De vloot van Cabral bestaat uit soortgelijke schepen als de vloot van Vasco da Gama. Volgens Castanheda zijn er drie grote schepen en tien kleine. De namen van verreweg de meeste schepen zijn niet overgeleverd. De grote schepen zijn vermoedelijk naus. De kleinere schepen zijn karvelen, waarvan wellicht enkele, in paragraaf 3.2 besproken, caravelas redondas.
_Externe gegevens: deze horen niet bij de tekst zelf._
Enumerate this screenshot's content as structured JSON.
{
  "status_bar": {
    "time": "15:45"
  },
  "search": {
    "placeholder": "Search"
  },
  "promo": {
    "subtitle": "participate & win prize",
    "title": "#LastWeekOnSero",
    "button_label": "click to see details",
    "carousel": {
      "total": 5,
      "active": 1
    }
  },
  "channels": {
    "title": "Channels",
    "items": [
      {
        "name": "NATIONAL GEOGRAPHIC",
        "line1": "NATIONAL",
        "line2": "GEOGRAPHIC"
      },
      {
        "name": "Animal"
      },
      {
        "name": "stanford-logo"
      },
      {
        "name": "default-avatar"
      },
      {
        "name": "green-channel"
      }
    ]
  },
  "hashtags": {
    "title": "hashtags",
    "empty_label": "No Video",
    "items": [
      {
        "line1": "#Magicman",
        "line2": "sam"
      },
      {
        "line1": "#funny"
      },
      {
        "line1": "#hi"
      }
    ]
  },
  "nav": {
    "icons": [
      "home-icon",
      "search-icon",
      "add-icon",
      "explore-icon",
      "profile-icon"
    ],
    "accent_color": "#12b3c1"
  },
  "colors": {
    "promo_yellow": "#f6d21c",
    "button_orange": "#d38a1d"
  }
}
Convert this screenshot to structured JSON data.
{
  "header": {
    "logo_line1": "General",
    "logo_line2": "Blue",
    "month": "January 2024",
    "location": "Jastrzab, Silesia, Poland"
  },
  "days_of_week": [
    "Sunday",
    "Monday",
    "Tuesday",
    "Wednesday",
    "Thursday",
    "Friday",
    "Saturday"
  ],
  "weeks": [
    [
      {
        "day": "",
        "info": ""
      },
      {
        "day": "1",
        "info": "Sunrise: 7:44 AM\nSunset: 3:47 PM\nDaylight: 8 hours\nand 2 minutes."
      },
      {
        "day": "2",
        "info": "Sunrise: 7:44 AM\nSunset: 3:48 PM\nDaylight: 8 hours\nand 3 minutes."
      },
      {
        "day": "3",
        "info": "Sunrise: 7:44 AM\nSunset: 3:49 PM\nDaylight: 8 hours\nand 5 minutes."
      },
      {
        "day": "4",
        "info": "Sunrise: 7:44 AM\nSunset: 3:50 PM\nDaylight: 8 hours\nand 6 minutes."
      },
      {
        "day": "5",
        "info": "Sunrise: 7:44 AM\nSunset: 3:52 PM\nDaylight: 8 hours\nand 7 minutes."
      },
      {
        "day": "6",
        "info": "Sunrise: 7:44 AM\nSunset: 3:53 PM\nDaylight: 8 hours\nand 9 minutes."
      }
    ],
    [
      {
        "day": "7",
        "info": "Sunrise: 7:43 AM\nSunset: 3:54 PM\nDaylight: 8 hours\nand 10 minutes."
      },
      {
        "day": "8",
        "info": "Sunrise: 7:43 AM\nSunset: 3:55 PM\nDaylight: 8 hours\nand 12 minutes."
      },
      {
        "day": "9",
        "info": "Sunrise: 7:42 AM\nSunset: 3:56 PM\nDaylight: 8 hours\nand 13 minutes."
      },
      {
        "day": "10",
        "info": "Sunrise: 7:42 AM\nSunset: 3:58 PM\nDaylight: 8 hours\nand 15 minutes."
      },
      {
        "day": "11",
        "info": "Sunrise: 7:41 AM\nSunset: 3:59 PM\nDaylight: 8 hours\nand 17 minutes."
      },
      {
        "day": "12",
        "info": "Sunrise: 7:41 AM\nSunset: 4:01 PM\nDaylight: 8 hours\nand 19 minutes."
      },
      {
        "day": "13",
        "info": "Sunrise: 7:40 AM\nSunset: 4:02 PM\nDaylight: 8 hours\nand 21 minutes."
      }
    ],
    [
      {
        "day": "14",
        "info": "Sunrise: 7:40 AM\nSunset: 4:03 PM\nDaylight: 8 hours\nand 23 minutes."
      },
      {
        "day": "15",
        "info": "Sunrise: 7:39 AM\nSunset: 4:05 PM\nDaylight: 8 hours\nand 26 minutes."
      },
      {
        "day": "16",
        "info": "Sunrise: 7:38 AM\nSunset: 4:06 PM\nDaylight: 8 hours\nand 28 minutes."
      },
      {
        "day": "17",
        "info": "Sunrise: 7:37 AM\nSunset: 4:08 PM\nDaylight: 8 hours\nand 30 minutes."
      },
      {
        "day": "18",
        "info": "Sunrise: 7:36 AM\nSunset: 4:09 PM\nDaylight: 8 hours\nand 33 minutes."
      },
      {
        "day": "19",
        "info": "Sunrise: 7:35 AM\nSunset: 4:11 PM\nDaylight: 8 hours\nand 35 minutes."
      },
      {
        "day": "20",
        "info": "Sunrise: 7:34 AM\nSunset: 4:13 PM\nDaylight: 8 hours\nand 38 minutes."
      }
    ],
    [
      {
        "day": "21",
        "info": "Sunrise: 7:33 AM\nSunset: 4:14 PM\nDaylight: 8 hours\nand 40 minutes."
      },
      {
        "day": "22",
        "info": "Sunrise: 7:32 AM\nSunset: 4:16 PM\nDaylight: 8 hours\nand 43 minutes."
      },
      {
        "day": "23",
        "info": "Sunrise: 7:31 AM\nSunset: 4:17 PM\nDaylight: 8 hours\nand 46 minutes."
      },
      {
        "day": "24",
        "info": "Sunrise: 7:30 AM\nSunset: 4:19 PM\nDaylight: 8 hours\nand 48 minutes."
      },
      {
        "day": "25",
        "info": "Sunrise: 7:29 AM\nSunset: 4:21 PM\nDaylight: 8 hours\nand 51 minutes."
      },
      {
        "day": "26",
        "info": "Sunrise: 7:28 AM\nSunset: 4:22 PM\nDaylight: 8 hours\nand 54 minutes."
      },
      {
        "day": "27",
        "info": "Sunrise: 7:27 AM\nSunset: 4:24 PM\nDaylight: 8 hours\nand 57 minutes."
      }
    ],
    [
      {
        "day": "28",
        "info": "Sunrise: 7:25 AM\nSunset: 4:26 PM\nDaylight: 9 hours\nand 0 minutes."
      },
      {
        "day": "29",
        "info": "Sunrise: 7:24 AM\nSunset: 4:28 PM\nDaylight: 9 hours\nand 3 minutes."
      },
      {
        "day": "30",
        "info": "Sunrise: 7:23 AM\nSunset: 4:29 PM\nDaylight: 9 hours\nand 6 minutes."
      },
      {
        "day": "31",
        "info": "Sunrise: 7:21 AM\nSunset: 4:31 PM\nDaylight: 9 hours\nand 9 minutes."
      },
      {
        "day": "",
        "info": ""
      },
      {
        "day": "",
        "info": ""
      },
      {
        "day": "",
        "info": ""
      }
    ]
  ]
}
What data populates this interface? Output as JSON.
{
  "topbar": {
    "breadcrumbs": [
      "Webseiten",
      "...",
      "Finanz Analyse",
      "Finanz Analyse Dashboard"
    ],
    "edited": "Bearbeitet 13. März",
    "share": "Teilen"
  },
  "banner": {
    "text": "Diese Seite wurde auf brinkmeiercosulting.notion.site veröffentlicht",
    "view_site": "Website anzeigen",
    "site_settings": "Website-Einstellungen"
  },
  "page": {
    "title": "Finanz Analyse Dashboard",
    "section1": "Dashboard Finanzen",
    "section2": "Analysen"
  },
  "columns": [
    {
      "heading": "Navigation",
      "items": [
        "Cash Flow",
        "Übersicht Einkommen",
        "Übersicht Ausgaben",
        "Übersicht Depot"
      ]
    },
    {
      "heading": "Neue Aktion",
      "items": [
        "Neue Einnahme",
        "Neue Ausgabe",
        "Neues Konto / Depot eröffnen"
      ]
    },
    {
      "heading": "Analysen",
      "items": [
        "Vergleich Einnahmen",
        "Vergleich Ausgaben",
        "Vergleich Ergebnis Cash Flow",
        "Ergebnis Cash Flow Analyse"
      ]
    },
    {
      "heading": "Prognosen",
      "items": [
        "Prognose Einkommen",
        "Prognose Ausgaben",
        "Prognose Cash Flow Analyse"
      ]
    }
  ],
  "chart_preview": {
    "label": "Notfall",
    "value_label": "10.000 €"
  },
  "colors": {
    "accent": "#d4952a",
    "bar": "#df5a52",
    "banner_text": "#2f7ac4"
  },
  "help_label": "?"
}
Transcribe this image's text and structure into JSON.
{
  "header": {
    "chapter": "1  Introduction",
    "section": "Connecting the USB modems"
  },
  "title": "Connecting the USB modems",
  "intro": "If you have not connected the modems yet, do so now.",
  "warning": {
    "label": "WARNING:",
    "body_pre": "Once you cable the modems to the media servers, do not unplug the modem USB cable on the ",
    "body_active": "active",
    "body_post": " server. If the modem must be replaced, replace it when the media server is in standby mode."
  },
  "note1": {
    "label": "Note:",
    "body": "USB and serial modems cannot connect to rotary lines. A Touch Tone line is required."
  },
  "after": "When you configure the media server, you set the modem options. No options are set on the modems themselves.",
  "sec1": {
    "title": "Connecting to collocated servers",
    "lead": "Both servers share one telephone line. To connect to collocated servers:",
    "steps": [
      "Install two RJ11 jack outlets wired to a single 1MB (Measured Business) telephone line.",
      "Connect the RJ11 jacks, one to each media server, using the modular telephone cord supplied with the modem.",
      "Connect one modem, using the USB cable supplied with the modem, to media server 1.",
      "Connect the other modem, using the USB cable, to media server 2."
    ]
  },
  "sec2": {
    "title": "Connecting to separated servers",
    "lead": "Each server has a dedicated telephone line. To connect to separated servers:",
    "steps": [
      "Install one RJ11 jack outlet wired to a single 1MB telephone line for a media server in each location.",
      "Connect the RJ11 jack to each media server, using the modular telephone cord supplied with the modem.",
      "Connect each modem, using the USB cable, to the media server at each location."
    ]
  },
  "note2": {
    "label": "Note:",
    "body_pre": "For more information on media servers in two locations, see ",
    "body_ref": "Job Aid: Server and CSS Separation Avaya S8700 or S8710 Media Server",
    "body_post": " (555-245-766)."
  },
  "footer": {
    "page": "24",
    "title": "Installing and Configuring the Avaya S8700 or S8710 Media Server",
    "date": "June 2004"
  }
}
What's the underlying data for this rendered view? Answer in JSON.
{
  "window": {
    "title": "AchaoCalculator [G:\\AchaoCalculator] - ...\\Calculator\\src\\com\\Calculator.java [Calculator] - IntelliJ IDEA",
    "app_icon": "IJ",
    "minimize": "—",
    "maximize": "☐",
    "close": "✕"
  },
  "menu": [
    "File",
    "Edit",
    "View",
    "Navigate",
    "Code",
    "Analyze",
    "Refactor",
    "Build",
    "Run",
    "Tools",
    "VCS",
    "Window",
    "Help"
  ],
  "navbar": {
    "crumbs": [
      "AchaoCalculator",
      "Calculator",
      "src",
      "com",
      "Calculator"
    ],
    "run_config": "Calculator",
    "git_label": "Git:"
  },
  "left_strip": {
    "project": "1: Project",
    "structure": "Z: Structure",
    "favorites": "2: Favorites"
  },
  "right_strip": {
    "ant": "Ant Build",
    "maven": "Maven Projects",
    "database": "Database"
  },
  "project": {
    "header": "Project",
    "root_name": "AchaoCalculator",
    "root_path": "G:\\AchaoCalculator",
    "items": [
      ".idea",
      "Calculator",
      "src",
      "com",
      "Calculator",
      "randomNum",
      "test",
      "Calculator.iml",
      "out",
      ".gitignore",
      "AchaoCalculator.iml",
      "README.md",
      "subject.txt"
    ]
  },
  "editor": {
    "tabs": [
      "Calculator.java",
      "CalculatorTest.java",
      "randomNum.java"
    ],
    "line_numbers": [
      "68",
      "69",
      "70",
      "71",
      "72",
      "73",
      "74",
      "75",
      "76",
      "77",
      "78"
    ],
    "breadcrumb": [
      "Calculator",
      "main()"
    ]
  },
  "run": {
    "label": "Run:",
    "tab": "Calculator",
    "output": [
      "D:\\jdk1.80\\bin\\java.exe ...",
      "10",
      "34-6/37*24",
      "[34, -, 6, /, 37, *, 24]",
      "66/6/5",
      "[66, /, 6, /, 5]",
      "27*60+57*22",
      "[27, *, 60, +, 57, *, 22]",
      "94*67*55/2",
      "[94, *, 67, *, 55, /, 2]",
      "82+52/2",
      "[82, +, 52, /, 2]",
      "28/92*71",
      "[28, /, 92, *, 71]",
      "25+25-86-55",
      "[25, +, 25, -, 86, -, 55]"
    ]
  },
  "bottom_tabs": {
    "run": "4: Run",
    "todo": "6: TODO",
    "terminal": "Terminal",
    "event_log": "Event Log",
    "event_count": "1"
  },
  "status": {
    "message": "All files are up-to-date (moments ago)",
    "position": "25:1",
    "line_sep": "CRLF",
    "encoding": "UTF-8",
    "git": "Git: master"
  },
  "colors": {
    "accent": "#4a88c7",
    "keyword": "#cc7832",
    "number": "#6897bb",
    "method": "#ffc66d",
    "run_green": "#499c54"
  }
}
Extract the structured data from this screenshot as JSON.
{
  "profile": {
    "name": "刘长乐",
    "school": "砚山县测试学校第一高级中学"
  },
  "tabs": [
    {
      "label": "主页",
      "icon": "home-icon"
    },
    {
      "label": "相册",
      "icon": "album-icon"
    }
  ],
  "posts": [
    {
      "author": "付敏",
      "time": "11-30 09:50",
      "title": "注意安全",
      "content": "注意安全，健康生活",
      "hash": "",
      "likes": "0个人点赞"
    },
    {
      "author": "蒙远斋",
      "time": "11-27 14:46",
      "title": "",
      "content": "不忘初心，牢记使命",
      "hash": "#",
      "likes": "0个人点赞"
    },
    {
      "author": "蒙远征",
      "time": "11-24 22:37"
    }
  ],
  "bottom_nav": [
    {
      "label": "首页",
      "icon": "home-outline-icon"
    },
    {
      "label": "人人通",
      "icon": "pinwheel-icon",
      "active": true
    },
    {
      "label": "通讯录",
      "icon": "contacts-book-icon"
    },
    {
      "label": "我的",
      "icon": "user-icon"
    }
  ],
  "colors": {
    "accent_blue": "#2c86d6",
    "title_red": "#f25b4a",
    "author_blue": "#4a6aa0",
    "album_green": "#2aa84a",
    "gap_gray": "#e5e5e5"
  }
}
De officiersverblijven bevinden zich in de kastelen, terwijl in een van de kastelen van de capitania ongetwijfeld een ruimte bestemd is voor vergaderingen van de scheepsraad, bestaande uit de kapiteins en enige andere gezaghebbende opvarenden, zoals de hoofdfactor Ayres Correia. De matrozen en soldaten verblijven benedendeks. De twee grote naus zijn schepen van 250 à 300 ton; de derde nau meet 200 ton en de tien karvelen 100 ton.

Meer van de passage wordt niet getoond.